At 1055 Park Avenue on the Upper East Side, Forth Bagley, also of Kohn Pedersen Fox, is working to shoehorn five units into twelve stories on a site nineteen feet wide by one hundred feet long.

“It’s a very strict envelope,” Forth said. “It’s basically a box that’s 140 feet tall at the front and steps down along 87th Street to eighty feet.”

Realizing that he couldn’t just place an all-glass tower on Park Avenue, he selected a terra cotta frit – a ceramic painted onto glass – for a patterned exterior skin. The frit is applied in a pattern designed to mask the building’s internal functions – whether closets, baths or ductwork.

“It allowed us to respect the Park Avenue brick without replicating it,” he said of the frit. “And as the building progresses upward and the interior changes, the exterior does too. It’s like the building is saying: “I’m the new kid on the block, but I’m still a person too.’”

And it speaks the language of its neighbors also, with a limestone base that softens its edge and complements the local material palette. “It wraps around, all the way up,” he said. “It moves in a three-foot band from the top all the way down to the lobby.”

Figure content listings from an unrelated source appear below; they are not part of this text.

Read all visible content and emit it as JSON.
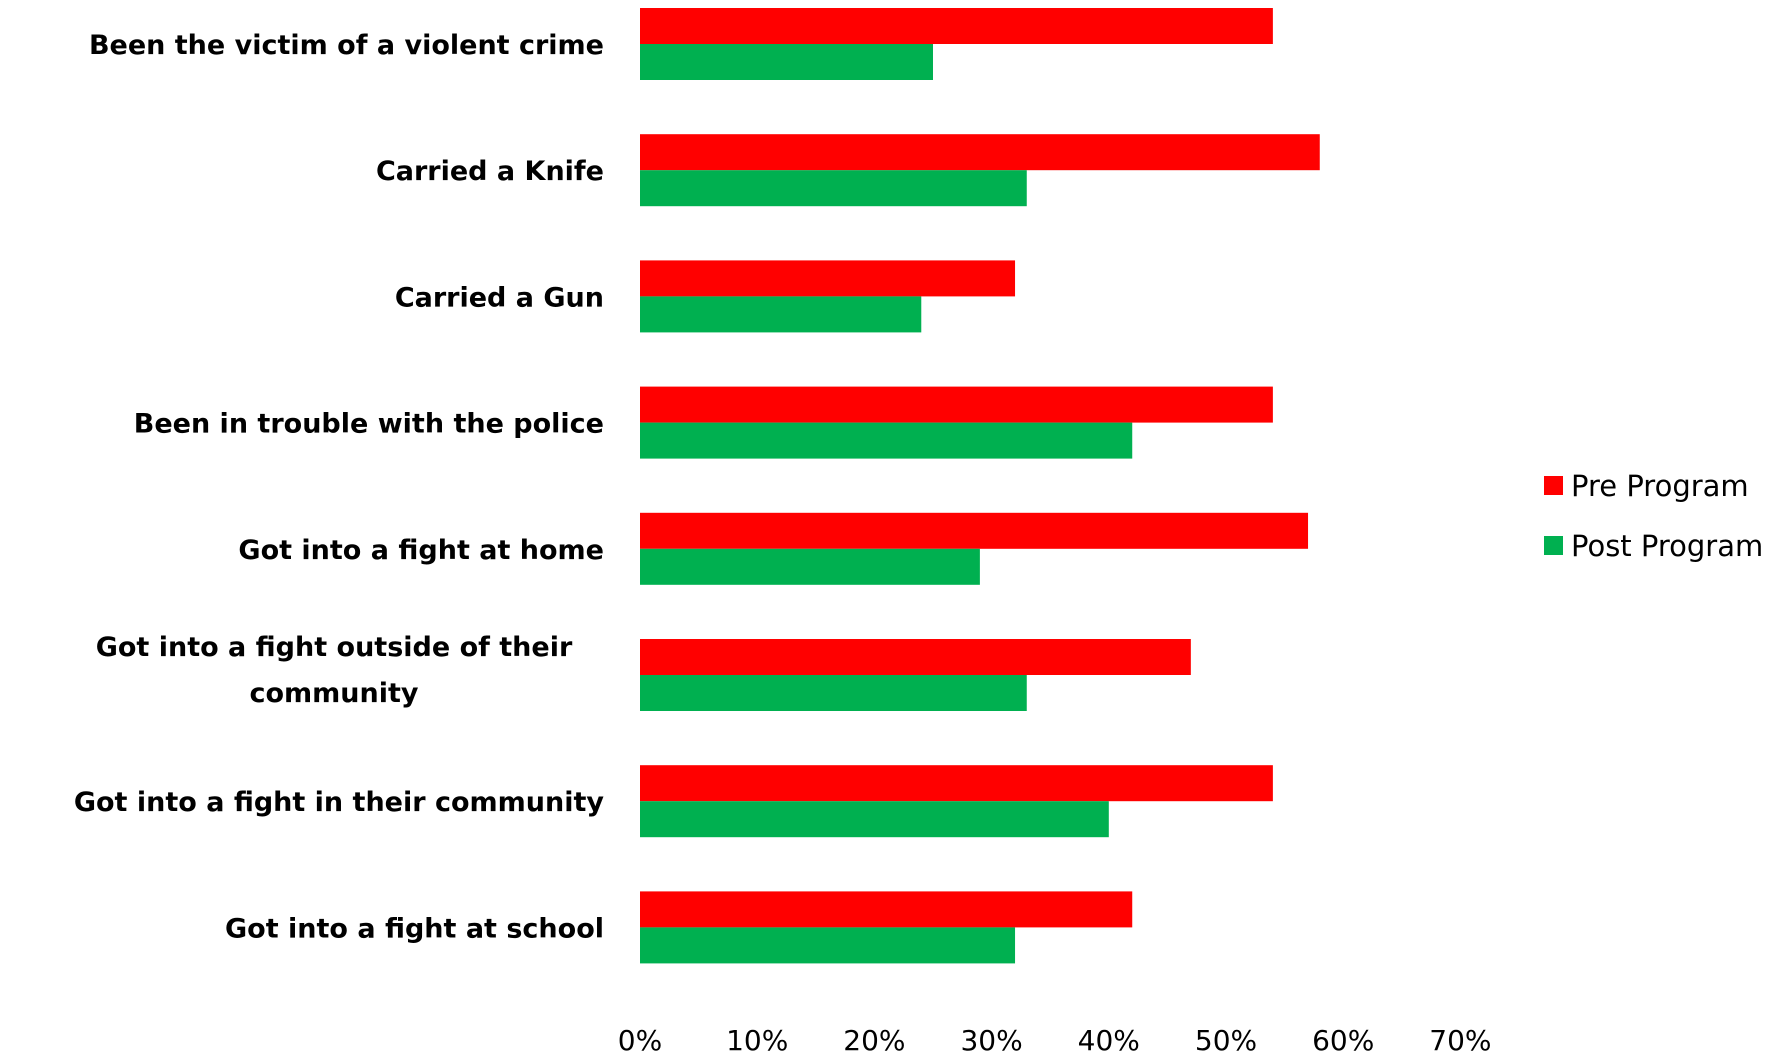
{
  "chart_data": {
    "type": "bar",
    "orientation": "horizontal",
    "categories": [
      [
        "Been the victim of a violent crime"
      ],
      [
        "Carried a Knife"
      ],
      [
        "Carried a Gun"
      ],
      [
        "Been in trouble with the police"
      ],
      [
        "Got into a fight at home"
      ],
      [
        "Got into a fight outside of their",
        "community"
      ],
      [
        "Got into a fight in their community"
      ],
      [
        "Got into a fight at school"
      ]
    ],
    "series": [
      {
        "name": "Pre Program",
        "color": "#ff0000",
        "values": [
          54,
          58,
          32,
          54,
          57,
          47,
          54,
          42
        ]
      },
      {
        "name": "Post Program",
        "color": "#00b050",
        "values": [
          25,
          33,
          24,
          42,
          29,
          33,
          40,
          32
        ]
      }
    ],
    "xlim": [
      0,
      70
    ],
    "xticks": [
      0,
      10,
      20,
      30,
      40,
      50,
      60,
      70
    ],
    "tick_format": "percent",
    "title": "",
    "xlabel": "",
    "ylabel": "",
    "grid": false,
    "legend": "right"
  }
}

Each team took one of a neighborhood’s last remaining open sites and made the most of it by deferring to its neighbors. One Jackson Square used rounded corners and reflective glass to complement an existing 19th century set of structures, while 1055 Park Avenue use frit and French limestone to communicate with those around it.

“There were two different teams,” said Forth. “But the approaches were similar: Make it new, but create a dialog.”